What It Means for the Future of AI Infrastructure

The eighth generation of TPU is not just a hardware iteration — it is a strategic shift. The specialization of chips for training and inference reflects the maturity of the AI industry, where it is no longer possible to effectively solve everything with a universal solution. For the European market, which under pressure from the EU AI Act and energy regulations is striving for sustainable AI development, the efficiency of TPU 8t/8i may be an interesting alternative to traditional GPU clusters.

Whether Google can significantly cut into Nvidia’s lead depends not only on raw performance, but also on the ecosystem, developer support, and availability in European cloud regions. While Nvidia dominates the market with universal GPUs, Google is betting on vertical integration: chips, network, software, and data centers designed as a single whole.

What is the difference between a TPU and a regular GPU from Nvidia?

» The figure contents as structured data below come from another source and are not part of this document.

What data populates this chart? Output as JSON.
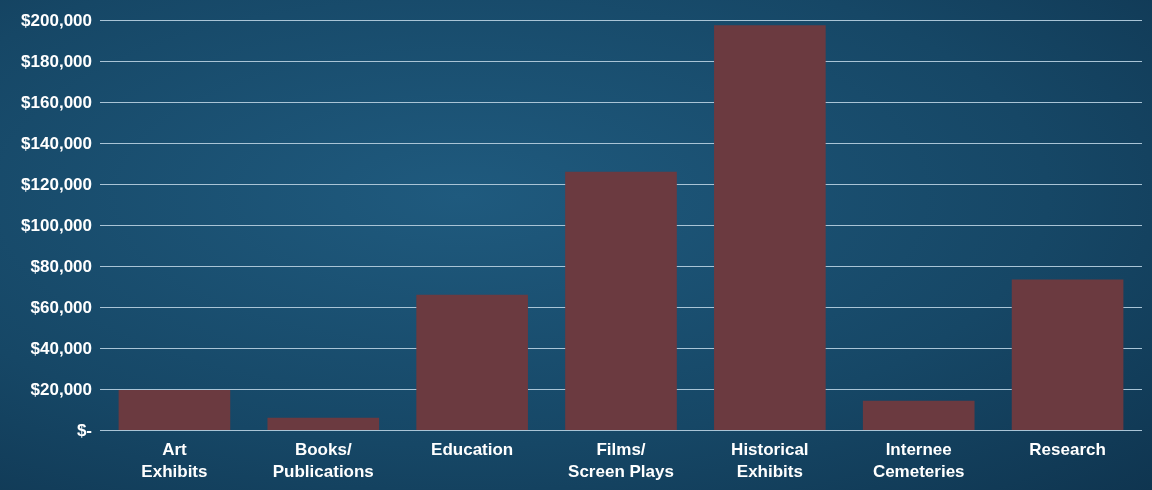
{
  "chart_data": {
    "type": "bar",
    "categories": [
      "Art\nExhibits",
      "Books/\nPublications",
      "Education",
      "Films/\nScreen Plays",
      "Historical\nExhibits",
      "Internee\nCemeteries",
      "Research"
    ],
    "values": [
      19500,
      6000,
      66000,
      126000,
      197500,
      14300,
      73400
    ],
    "color": "#6b3a40",
    "ylim": [
      0,
      200000
    ],
    "yticks": [
      {
        "value": 0,
        "label": "$-"
      },
      {
        "value": 20000,
        "label": "$20,000"
      },
      {
        "value": 40000,
        "label": "$40,000"
      },
      {
        "value": 60000,
        "label": "$60,000"
      },
      {
        "value": 80000,
        "label": "$80,000"
      },
      {
        "value": 100000,
        "label": "$100,000"
      },
      {
        "value": 120000,
        "label": "$120,000"
      },
      {
        "value": 140000,
        "label": "$140,000"
      },
      {
        "value": 160000,
        "label": "$160,000"
      },
      {
        "value": 180000,
        "label": "$180,000"
      },
      {
        "value": 200000,
        "label": "$200,000"
      }
    ],
    "grid": "y"
  }
}
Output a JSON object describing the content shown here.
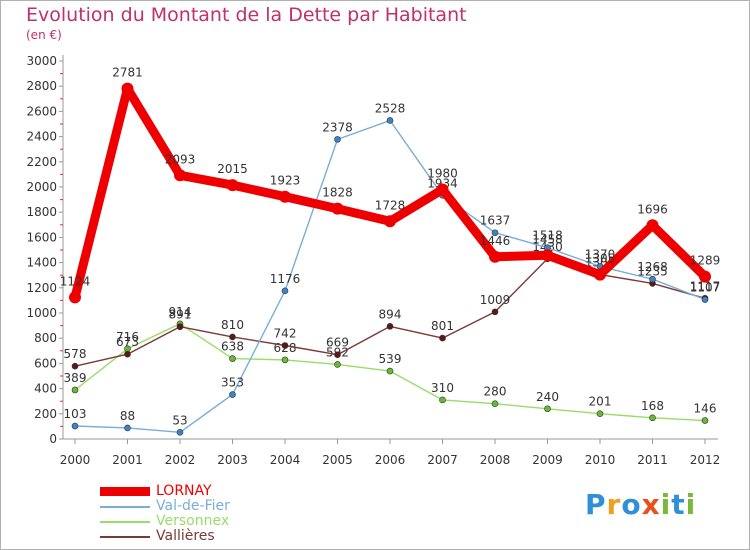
{
  "title": "Evolution du Montant de la Dette par Habitant",
  "subtitle": "(en €)",
  "logo": {
    "text": "Proxiti",
    "letters": [
      {
        "ch": "P",
        "color": "#2f8fd8"
      },
      {
        "ch": "r",
        "color": "#f0a020"
      },
      {
        "ch": "o",
        "color": "#2f8fd8"
      },
      {
        "ch": "x",
        "color": "#e8501c"
      },
      {
        "ch": "i",
        "color": "#7ab83c"
      },
      {
        "ch": "t",
        "color": "#2f8fd8"
      },
      {
        "ch": "i",
        "color": "#7ab83c"
      }
    ]
  },
  "chart_data": {
    "type": "line",
    "x": [
      "2000",
      "2001",
      "2002",
      "2003",
      "2004",
      "2005",
      "2006",
      "2007",
      "2008",
      "2009",
      "2010",
      "2011",
      "2012"
    ],
    "ylim": [
      0,
      3000
    ],
    "yticks": [
      0,
      200,
      400,
      600,
      800,
      1000,
      1200,
      1400,
      1600,
      1800,
      2000,
      2200,
      2400,
      2600,
      2800,
      3000
    ],
    "grid": false,
    "legend_position": "bottom-left",
    "series": [
      {
        "name": "Versonnex",
        "color": "#99dd66",
        "marker_color": "#66bb33",
        "values": [
          389,
          716,
          914,
          638,
          628,
          592,
          539,
          310,
          280,
          240,
          201,
          168,
          146
        ],
        "labels": [
          "389",
          "716",
          "914",
          "638",
          "628",
          "592",
          "539",
          "310",
          "280",
          "240",
          "201",
          "168",
          "146"
        ]
      },
      {
        "name": "Vallières",
        "color": "#7a3a3a",
        "marker_color": "#5a1818",
        "values": [
          578,
          673,
          891,
          810,
          742,
          669,
          894,
          801,
          1009,
          1430,
          1305,
          1235,
          1117
        ],
        "labels": [
          "578",
          "673",
          "891",
          "810",
          "742",
          "669",
          "894",
          "801",
          "1009",
          "1430",
          "1305",
          "1235",
          "1117"
        ]
      },
      {
        "name": "Val-de-Fier",
        "color": "#7aaed8",
        "marker_color": "#3a84c8",
        "values": [
          103,
          88,
          53,
          353,
          1176,
          2378,
          2528,
          1934,
          1637,
          1518,
          1370,
          1268,
          1107
        ],
        "labels": [
          "103",
          "88",
          "53",
          "353",
          "1176",
          "2378",
          "2528",
          "1934",
          "1637",
          "1518",
          "1370",
          "1268",
          "1107"
        ]
      },
      {
        "name": "LORNAY",
        "color": "#ee0000",
        "marker_color": "#ee0000",
        "values": [
          1124,
          2781,
          2093,
          2015,
          1923,
          1828,
          1728,
          1980,
          1446,
          1458,
          1305,
          1696,
          1289
        ],
        "labels": [
          "1124",
          "2781",
          "2093",
          "2015",
          "1923",
          "1828",
          "1728",
          "1980",
          "1446",
          "1458",
          "1305",
          "1696",
          "1289"
        ]
      }
    ],
    "legend": [
      "LORNAY",
      "Val-de-Fier",
      "Versonnex",
      "Vallières"
    ]
  }
}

TPU (Tensor Processing Unit) is a chip designed specifically for tensor operations, which form the core of neural networks. While a GPU from Nvidia is a more universal accelerator also suitable for graphics, gaming, and a wide range of computational tasks, TPUs are optimized primarily for machine learning. This means higher efficiency at lower energy consumption for AI tasks, but less flexibility for other applications.

Can an ordinary company buy a TPU 8t or 8i?

Not directly. Google does not sell TPUs as physical products, but rents their computing capacity through its Google Cloud platform. Companies and developers can order access to TPU clusters similarly to virtual servers. For Czech companies, they are available through European Google Cloud regions; the specific price list depends on the volume and type of tasks.

Why is SRAM memory important for inference?

SRAM (Static Random-Access Memory) is much faster than standard DRAM memory, but also more expensive and with lower capacity. During inference — that is, running a trained model — the goal is for the data needed for computation to be as close to the processor as possible. The more SRAM a chip contains, the less often it has to wait for slower external memory. This directly translates into faster responses from AI assistants and lower operating costs.